Alastair, if you are unable to engage the content of my posts, wouldn't it be honorable just to say so, instead of turning the quest for truth into a "debate"?
Nothing you have said to date - that I have read anyway - has provided any genuine response to the serious questions raised in the original Urban Legend.
Goodness, man, how simple can I make it? I quoted the article's claim that the pollsters inflated big-city turnout in order to bump up Bush's vote totals; I presented the evidence to the contrary. What on earth are you looking for?
When is it your turn to answer serious questions? You may think I am rude to point out that you aren't defending the Collins article, but you are not.

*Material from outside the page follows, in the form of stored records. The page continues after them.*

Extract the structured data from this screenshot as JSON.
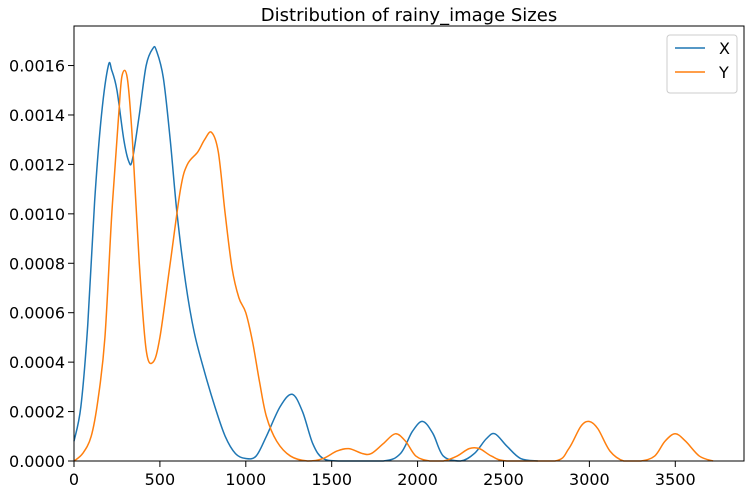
{
  "chart_data": {
    "type": "line",
    "title": "Distribution of rainy_image Sizes",
    "xlabel": "",
    "ylabel": "",
    "xlim": [
      0,
      3900
    ],
    "ylim": [
      0,
      0.00176
    ],
    "x_ticks": [
      0,
      500,
      1000,
      1500,
      2000,
      2500,
      3000,
      3500
    ],
    "x_tick_labels": [
      "0",
      "500",
      "1000",
      "1500",
      "2000",
      "2500",
      "3000",
      "3500"
    ],
    "y_ticks": [
      0,
      0.0002,
      0.0004,
      0.0006,
      0.0008,
      0.001,
      0.0012,
      0.0014,
      0.0016
    ],
    "y_tick_labels": [
      "0.0000",
      "0.0002",
      "0.0004",
      "0.0006",
      "0.0008",
      "0.0010",
      "0.0012",
      "0.0014",
      "0.0016"
    ],
    "grid": false,
    "legend_position": "top-right",
    "series": [
      {
        "name": "X",
        "color": "#1f77b4",
        "points": [
          [
            0,
            8e-05
          ],
          [
            40,
            0.00022
          ],
          [
            80,
            0.00055
          ],
          [
            120,
            0.00105
          ],
          [
            160,
            0.0014
          ],
          [
            200,
            0.0016
          ],
          [
            220,
            0.00158
          ],
          [
            250,
            0.0015
          ],
          [
            290,
            0.0013
          ],
          [
            320,
            0.00121
          ],
          [
            340,
            0.00122
          ],
          [
            380,
            0.0014
          ],
          [
            420,
            0.0016
          ],
          [
            460,
            0.00167
          ],
          [
            480,
            0.00166
          ],
          [
            520,
            0.00155
          ],
          [
            560,
            0.0013
          ],
          [
            600,
            0.001
          ],
          [
            650,
            0.00072
          ],
          [
            700,
            0.00052
          ],
          [
            760,
            0.00036
          ],
          [
            820,
            0.00022
          ],
          [
            880,
            0.0001
          ],
          [
            940,
            3e-05
          ],
          [
            1000,
            1e-05
          ],
          [
            1060,
            2e-05
          ],
          [
            1120,
            0.0001
          ],
          [
            1200,
            0.00022
          ],
          [
            1270,
            0.00027
          ],
          [
            1330,
            0.0002
          ],
          [
            1390,
            7e-05
          ],
          [
            1450,
            1e-05
          ],
          [
            1550,
            0.0
          ],
          [
            1800,
            0.0
          ],
          [
            1900,
            3e-05
          ],
          [
            1970,
            0.00012
          ],
          [
            2030,
            0.00016
          ],
          [
            2090,
            0.00011
          ],
          [
            2150,
            2e-05
          ],
          [
            2250,
            0.0
          ],
          [
            2330,
            3e-05
          ],
          [
            2400,
            9e-05
          ],
          [
            2450,
            0.00011
          ],
          [
            2520,
            6e-05
          ],
          [
            2600,
            1e-05
          ],
          [
            2700,
            0.0
          ]
        ]
      },
      {
        "name": "Y",
        "color": "#ff7f0e",
        "points": [
          [
            0,
            0.0
          ],
          [
            50,
            3e-05
          ],
          [
            100,
            0.0001
          ],
          [
            140,
            0.00025
          ],
          [
            180,
            0.0005
          ],
          [
            220,
            0.001
          ],
          [
            260,
            0.0014
          ],
          [
            280,
            0.00156
          ],
          [
            310,
            0.00155
          ],
          [
            340,
            0.0013
          ],
          [
            380,
            0.0008
          ],
          [
            420,
            0.00045
          ],
          [
            460,
            0.0004
          ],
          [
            500,
            0.0005
          ],
          [
            560,
            0.0008
          ],
          [
            620,
            0.0011
          ],
          [
            660,
            0.0012
          ],
          [
            720,
            0.00125
          ],
          [
            760,
            0.0013
          ],
          [
            800,
            0.00133
          ],
          [
            840,
            0.00125
          ],
          [
            880,
            0.001
          ],
          [
            920,
            0.00078
          ],
          [
            960,
            0.00066
          ],
          [
            1000,
            0.0006
          ],
          [
            1040,
            0.00048
          ],
          [
            1080,
            0.00032
          ],
          [
            1120,
            0.00018
          ],
          [
            1180,
            8e-05
          ],
          [
            1260,
            2e-05
          ],
          [
            1360,
            0.0
          ],
          [
            1450,
            1e-05
          ],
          [
            1530,
            4e-05
          ],
          [
            1600,
            5e-05
          ],
          [
            1680,
            3e-05
          ],
          [
            1730,
            3e-05
          ],
          [
            1800,
            7e-05
          ],
          [
            1870,
            0.00011
          ],
          [
            1930,
            8e-05
          ],
          [
            1990,
            2e-05
          ],
          [
            2070,
            0.0
          ],
          [
            2150,
            0.0
          ],
          [
            2230,
            2e-05
          ],
          [
            2300,
            5e-05
          ],
          [
            2360,
            5e-05
          ],
          [
            2430,
            2e-05
          ],
          [
            2520,
            0.0
          ],
          [
            2800,
            0.0
          ],
          [
            2880,
            5e-05
          ],
          [
            2950,
            0.00014
          ],
          [
            3000,
            0.00016
          ],
          [
            3050,
            0.00013
          ],
          [
            3120,
            4e-05
          ],
          [
            3200,
            0.0
          ],
          [
            3300,
            0.0
          ],
          [
            3380,
            2e-05
          ],
          [
            3440,
            8e-05
          ],
          [
            3500,
            0.00011
          ],
          [
            3560,
            8e-05
          ],
          [
            3640,
            2e-05
          ],
          [
            3720,
            0.0
          ]
        ]
      }
    ]
  }
}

Note, moreover, that I have provided evidence that the NYC result is
not surprising, evidence which you have yet to address or even to acknowledge. For your part, you have made no effort to demonstrate that
any of the results to which you allude is surprising or anomalous, much less "implausible." You simply have not presented an argument. If you ever do present an argument (for NYC, Illinois, or anywhere else), I will be happy to consider it. However, it is not the case that any such argument supports "the original Urban Legend" provided that you can work in the word "urban."
Perhaps
you would like to take a turn stating, in a few simple and precise sentences -- preferably drawn from the text -- what you understand to be the central arguments of that article.
"Has it occurred to you that there may be ways to say things which are less likely to get people's backs up?"